第30話「やばいやつがきたよ」
だんだんと、忘れてきたのかな?
わたしは前の世界のお友達を思いだそうとしたけど、あんまりうまくできなかった。
ミリナちゃんと相談しながらやったけど、あんまし名前がでなかった。
でも、じっさいに会うと、思い出す。まゆげつながりせんせーに会った時みたいに。
とゆーことは、これは、考えても無駄だ。
だってわかんないもん。
もう、公園にいく。
遊ぶ時間だから。
公園にいくよーっていったら、ママも一緒にいくよーってついてきた。
ミリナちゃんと、セラも一緒なのである。
セントラルな公園についた。
まずは、お砂場に穴をほって、ほって、ほって、そしたら水をくんできて、じょべしゃーって流す。
これが……水路というやつなのである。
「すいろ」
「あ、虫の死んだやつ浮いてる……」ミリナちゃんはいやそうな顔をしてはなれた。
水路だから、虫の死んだやつくらいいるのに。
あ、でも茶色いGだ、この死んだやつ。あ、いやだ。わたしもいやだった。これはいやなやつだ。こわー。こっわ。はなれよう。はなれて、ママのところに逃げる。
「ママー、Gの死んだやついた!」
「はへ? なんじゃそれは……あぶないことしちゃダメよ」
ママはベンチに座って、セラとお話してた。またなんか、お買い物にいこーっていう相談みたい。この二人と、あとついでにミレーニアも一緒によくお買い物に行く。

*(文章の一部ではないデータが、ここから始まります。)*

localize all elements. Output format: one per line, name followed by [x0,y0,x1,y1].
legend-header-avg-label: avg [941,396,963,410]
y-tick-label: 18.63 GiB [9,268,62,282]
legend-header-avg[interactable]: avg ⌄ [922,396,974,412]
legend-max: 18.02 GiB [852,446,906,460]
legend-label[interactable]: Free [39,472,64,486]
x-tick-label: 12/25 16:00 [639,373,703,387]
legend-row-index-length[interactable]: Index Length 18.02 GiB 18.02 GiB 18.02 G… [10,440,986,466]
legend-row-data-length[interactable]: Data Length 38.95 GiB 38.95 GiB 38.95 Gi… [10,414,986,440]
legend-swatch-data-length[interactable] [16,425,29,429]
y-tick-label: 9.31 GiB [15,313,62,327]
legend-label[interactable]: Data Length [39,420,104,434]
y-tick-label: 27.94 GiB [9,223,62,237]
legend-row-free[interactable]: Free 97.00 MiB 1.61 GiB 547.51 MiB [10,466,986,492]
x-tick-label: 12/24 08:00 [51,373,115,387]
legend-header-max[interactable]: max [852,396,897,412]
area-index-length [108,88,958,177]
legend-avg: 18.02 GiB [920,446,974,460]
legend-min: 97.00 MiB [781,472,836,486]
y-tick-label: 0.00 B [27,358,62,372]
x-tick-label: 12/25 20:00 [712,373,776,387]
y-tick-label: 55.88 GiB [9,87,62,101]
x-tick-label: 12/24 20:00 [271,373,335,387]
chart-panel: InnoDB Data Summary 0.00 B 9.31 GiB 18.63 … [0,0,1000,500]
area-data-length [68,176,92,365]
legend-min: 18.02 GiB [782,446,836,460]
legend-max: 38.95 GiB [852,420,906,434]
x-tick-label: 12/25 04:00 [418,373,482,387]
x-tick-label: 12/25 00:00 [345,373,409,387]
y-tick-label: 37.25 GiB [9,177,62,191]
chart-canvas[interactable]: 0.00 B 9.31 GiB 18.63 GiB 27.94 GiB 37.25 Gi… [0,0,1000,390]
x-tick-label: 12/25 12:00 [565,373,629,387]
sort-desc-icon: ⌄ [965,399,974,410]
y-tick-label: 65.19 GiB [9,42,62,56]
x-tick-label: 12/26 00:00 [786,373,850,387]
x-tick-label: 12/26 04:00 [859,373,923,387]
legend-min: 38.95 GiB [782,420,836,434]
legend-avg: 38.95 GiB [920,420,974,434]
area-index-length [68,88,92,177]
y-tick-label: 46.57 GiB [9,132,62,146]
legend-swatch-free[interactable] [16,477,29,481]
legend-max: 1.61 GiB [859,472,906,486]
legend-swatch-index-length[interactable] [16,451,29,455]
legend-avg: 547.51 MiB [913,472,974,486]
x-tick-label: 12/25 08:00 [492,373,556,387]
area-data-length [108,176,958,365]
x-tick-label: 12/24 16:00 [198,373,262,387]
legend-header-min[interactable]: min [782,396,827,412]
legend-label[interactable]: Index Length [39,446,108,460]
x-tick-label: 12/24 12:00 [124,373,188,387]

だいたい服とか、食べ物屋さんだけど、わたしも楽しいから行きたいなぁ。
さて、水路は閉鎖しなくちゃならなくなったから、なにして遊ぶのかかんがえないとならなくなった。
なにしよっかなぁー。
あ、なんか変な人きた!
頭がいろんな色の、すごい、すごいとんがってる髪の毛……やべー。あいつ、やべー。
「ヒャッハー! オレ様のリサイタルへようこそクソ子供たちぃー! じゃあさっそく聴いてくれ『もうギリギリ漏れそうだけど漏らさない強い気持ちバーニング』!」
なんか、一人で言いはじめた。うるせー。
あ、歌いだしたよ。すごい、うるさいよ。
「赤い光が見えた、そう、それはもう限界を越えたsignさ。オレん中の悪意が暴れまわってるぜ、Help。もうどうしようもない、なかったことにはできない。一度生まれた悪意の塊は、この世界に生まれ落ちるまで怒り狂っているぜ━━Ah、この痛みはオレの罪、避けられぬパニッシュメント。別に変なもん食ったわけじゃねえ、神に与えられた罰なのさ! 替えのパンツなんざ持っていない、負けたら終わりだ。さあ、戦いの幕は上がった。! 痛み止めだと? そんなもんは持っていない、買う金もねえしな。行くぜ、赤い光のその先へ。微かに見えた希望の光の向こう━━あっ、いてっ、いてててててててっもう限界ぃぃぃ……不登校ドロップアウトボーイなオレは、登校時間なんてないのにオレのガッコの校門開いちまったよみなさんおはようさようならぁぁぁーんっ!」
う、うっ……わぁ~……なんか、すごい。すごいやばい音がしてる。うわー、うっわー、あの人、うっわー。
あ、すごく、くさぁい!
ママが近くの人呼んできて、その人たちが変なやつ連れてった。めちゃんこいやな顔しながら。
「ユフィ、変なことされなかった!」
「うん、だいじょーび。でも、なんか、すごいくさかった……」
「確かに、うわぁ、具合悪くなりそ……いくらこの街にしたってさ、あのレベルの変質者はひさびさに見たわよ」
ということは、前にも見たことあるのかな。ていきてきに、出るものなのかな?
いやだなー。
こんな街はいやだなー。
「なんか変なにおいするし、もう帰ろうか」
「うん、お家帰るぅ」
セラとミリナちゃんもくせーって言ったから、帰ることになった。
なんかもう、この公園くさいから、来たくなくなったよ。
次からは、別の公園に行かなくちゃならない。
変なやつのせーで、みんなは迷惑した。